Texte de la Fable modifier

Un Mari fort amoureux,
             Fort amoureux de sa Femme,
Bien qu'il fût jouissant[N 1] , se croyait malheureux.
         Jamais œillade de la Dame,
         Propos flatteur et gracieux,
         Mot d'amitié, ni doux sourire,
         Déifiant le pauvre Sire,
N'avaient fait soupçonner qu'il fût vraiment chéri.
         Je le crois, c'était un mari.
         Il ne tint point à l'hyménée
         Que content de sa destinée
         Il n'en remerciât les Dieux ;
         Mais quoi ? Si l'amour n'assaisonne
         Les plaisirs que l'hymen nous donne,
         Je ne vois pas qu'on en soit mieux.
Notre épouse étant donc de la sorte bâtie,
Et n'ayant caressé son Mari de sa vie,
Il en faisait sa plainte une nuit.
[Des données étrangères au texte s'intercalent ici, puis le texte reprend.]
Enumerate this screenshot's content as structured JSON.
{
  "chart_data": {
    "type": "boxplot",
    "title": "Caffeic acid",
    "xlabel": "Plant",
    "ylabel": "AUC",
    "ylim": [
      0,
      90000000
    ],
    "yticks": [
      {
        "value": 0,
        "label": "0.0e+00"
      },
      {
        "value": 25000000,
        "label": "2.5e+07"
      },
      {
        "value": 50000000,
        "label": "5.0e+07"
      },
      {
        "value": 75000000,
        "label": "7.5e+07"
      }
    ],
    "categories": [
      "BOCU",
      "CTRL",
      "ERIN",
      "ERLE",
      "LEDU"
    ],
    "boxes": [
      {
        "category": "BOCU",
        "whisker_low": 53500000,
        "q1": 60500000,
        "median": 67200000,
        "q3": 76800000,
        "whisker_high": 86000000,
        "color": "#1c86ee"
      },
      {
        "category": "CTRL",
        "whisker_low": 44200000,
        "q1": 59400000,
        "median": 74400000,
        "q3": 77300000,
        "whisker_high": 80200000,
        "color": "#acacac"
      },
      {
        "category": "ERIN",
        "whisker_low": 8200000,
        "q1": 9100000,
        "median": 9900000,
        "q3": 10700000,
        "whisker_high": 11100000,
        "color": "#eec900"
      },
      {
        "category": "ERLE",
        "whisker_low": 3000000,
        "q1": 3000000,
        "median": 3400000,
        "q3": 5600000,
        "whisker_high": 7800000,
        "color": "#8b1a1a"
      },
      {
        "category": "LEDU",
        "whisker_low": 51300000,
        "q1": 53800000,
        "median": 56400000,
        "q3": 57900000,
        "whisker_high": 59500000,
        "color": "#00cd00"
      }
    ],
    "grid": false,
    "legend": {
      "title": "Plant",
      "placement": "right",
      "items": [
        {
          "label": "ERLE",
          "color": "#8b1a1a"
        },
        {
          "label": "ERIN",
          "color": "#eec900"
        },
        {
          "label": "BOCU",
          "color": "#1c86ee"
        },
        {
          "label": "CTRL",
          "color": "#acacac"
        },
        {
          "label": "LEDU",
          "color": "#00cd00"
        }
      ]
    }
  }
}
Un Voleur
         Interrompit la doléance.
         La pauvre femme eut si grand'peur
         Qu'elle chercha quelque assurance
         Entre les bras de son Époux.
Ami Voleur, dit-il, sans toi ce bien si doux
Me serait inconnu. Prends donc en récompense
Tout ce qui peut chez nous être à ta bienséance ;
Prends le logis aussi. Les voleurs ne sont pas
         Gens honteux, ni fort délicats :
Celui-ci fit sa main. J'infère de ce conte
         Que la plus forte passion
C'est la peur : elle fait vaincre l'aversion,
Et l'amour quelquefois ; quelquefois il la dompte ;
         J'en ai pour preuve cet amant[N 2]
Qui brûla sa maison pour embrasser sa Dame,
         L'emportant à travers la flamme.
         J'aime assez cet emportement ;
Le conte m'en a plu toujours infiniment :
         Il est bien d'une âme Espagnole,
         Et plus grande encore que folle.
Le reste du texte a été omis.